For their part, the “Mods” cannot be said to have brought much moderation under the Capitol dome. Instead, they’ve hindered or blocked an array of initiatives aimed to strengthen consumer rights, the environment and rights in the workplace, and to expand health care coverage and educational opportunities. Occasionally Corporate Democrats go on the offensive to help approve pro-business legislation, such as AB 1309, a law passed to exclude injured professional athletes living in California from applying for workers compensation.

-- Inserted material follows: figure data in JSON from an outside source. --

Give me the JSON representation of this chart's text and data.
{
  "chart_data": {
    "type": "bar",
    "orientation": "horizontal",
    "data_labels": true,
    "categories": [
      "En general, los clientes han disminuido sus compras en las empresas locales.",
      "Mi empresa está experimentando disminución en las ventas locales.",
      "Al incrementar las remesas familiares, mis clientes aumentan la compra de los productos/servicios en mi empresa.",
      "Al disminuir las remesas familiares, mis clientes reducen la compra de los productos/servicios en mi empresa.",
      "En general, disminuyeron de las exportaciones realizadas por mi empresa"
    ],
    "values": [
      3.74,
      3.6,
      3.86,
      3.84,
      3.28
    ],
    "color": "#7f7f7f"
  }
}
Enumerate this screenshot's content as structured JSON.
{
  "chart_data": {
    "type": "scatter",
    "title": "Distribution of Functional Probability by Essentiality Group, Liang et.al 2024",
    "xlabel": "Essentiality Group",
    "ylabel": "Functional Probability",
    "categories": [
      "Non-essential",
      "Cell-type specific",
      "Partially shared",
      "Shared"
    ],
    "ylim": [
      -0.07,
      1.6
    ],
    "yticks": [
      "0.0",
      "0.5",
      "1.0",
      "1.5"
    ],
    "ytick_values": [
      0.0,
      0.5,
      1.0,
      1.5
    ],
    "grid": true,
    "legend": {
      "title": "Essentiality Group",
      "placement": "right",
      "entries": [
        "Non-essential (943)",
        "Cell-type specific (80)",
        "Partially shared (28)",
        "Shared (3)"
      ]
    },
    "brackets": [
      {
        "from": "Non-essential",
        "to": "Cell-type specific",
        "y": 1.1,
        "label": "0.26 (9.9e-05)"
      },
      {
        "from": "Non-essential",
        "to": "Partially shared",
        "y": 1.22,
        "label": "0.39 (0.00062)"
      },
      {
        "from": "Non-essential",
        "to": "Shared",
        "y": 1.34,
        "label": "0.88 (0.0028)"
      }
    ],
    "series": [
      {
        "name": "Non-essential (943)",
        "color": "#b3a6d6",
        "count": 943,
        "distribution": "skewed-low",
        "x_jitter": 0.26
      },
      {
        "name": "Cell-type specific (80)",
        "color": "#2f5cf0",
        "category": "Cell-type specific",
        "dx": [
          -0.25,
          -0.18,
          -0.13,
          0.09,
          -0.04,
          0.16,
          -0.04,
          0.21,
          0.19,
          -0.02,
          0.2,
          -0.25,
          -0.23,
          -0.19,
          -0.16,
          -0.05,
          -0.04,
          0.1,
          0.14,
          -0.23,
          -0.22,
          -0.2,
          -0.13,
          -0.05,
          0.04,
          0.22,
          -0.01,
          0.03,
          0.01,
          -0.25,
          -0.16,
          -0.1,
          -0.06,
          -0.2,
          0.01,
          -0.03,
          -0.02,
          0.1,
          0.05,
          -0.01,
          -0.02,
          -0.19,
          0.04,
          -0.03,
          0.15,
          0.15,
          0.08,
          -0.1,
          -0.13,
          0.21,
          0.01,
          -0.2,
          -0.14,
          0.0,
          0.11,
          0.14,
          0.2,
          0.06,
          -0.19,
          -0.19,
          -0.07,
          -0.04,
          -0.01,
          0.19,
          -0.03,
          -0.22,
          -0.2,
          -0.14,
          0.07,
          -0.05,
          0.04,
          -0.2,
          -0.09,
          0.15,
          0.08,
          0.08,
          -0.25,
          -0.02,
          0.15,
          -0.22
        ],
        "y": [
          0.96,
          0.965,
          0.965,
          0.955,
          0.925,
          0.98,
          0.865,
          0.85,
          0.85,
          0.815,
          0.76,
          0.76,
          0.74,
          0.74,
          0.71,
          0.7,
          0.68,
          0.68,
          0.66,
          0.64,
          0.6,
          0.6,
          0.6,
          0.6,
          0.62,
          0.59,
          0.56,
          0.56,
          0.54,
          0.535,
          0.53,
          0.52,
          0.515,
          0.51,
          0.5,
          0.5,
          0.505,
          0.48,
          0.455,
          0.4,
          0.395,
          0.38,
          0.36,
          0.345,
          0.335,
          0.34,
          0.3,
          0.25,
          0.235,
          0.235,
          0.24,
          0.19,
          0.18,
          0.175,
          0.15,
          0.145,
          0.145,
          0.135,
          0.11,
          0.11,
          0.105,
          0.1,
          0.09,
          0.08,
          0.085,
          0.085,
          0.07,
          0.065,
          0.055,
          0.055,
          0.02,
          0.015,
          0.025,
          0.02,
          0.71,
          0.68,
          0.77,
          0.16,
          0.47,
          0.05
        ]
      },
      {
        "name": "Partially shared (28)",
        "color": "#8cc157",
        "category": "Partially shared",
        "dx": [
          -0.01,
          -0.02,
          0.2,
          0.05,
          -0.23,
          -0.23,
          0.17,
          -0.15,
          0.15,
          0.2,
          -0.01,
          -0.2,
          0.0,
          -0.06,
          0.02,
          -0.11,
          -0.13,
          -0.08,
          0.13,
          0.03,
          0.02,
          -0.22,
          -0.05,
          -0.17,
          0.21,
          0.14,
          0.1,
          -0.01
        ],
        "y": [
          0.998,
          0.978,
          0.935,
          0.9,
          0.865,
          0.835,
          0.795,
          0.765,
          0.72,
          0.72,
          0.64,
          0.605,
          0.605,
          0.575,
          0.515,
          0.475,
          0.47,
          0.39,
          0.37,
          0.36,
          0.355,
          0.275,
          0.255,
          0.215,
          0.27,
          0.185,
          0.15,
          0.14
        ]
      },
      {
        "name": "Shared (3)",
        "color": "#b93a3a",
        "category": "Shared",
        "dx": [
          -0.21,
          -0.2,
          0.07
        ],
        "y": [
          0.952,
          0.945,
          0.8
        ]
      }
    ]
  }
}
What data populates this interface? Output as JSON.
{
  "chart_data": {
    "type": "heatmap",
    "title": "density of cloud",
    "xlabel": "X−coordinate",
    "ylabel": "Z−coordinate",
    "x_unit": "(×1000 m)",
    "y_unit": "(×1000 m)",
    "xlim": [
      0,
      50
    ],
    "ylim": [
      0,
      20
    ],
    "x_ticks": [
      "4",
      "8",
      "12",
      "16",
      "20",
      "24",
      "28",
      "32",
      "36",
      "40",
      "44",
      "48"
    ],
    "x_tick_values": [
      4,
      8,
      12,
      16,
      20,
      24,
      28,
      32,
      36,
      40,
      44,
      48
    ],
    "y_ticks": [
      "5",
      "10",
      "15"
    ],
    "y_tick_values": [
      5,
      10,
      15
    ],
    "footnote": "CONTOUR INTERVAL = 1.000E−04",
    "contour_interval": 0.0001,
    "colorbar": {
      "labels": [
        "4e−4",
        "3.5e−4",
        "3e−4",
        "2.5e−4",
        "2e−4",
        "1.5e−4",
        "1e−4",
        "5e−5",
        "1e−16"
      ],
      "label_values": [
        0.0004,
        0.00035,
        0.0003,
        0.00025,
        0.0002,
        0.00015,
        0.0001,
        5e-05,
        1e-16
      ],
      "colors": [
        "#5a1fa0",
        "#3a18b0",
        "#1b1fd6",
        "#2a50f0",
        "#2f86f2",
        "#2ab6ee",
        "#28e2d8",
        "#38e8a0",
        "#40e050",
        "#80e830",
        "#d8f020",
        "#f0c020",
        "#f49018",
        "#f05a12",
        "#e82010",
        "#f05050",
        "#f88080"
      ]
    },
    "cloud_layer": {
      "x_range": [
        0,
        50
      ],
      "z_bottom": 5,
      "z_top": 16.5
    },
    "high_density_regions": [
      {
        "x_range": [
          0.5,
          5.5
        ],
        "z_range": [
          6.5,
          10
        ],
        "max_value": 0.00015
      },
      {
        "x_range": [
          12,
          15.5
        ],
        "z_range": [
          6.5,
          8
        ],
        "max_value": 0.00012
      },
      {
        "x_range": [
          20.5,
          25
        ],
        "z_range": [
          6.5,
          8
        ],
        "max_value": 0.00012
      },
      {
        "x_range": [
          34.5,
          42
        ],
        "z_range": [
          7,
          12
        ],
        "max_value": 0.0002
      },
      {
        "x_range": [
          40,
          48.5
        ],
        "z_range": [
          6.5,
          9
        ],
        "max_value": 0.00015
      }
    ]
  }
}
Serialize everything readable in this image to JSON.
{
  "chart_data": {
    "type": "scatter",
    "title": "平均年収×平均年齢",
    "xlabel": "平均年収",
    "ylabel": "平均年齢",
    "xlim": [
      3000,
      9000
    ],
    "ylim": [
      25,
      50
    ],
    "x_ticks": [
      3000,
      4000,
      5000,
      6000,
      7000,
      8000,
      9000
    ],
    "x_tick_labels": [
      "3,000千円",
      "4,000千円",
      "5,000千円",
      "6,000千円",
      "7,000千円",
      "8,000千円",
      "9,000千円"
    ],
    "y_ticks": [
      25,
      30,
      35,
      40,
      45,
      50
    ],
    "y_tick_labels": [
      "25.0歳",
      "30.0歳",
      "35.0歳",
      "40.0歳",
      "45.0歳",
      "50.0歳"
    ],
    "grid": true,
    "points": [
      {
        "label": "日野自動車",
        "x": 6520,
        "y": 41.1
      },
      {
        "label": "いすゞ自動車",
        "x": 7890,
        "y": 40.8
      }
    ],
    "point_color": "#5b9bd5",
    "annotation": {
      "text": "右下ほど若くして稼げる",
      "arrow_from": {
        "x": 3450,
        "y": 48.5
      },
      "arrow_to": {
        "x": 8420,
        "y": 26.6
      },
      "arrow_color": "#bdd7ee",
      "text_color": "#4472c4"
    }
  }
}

It was fought for by virtually every corporate-run professional sports team in the state, along with various insurance companies and the L.A. Chamber of Commerce. Its author? Henry Perea, the head of the Assembly Moderate Caucus.
Ben Tulchin, a pollster and political consultant who recently participated in a University of California, Berkeley forum on the top-two primary system, says the new process has also made elections more complicated – to the advantage of big business.
“They were losing,” Tulchin says of the latter under the old closed primary system, in which Democrats and Republicans each elected their own candidate to run in the November election. “The business interests’ best hope is [now] to play in Democratic races and try to elect a more moderate member of the legislature. This gives them an opportunity they did not have before.”
Meanwhile, those who lost the most with AB 880’s defeat can only wonder what went wrong.
“We were very, very disappointed in the vote,” says Anthony Wright of Health Access California. “And we were certainly disappointed that there was opposition within the Democratic caucus.”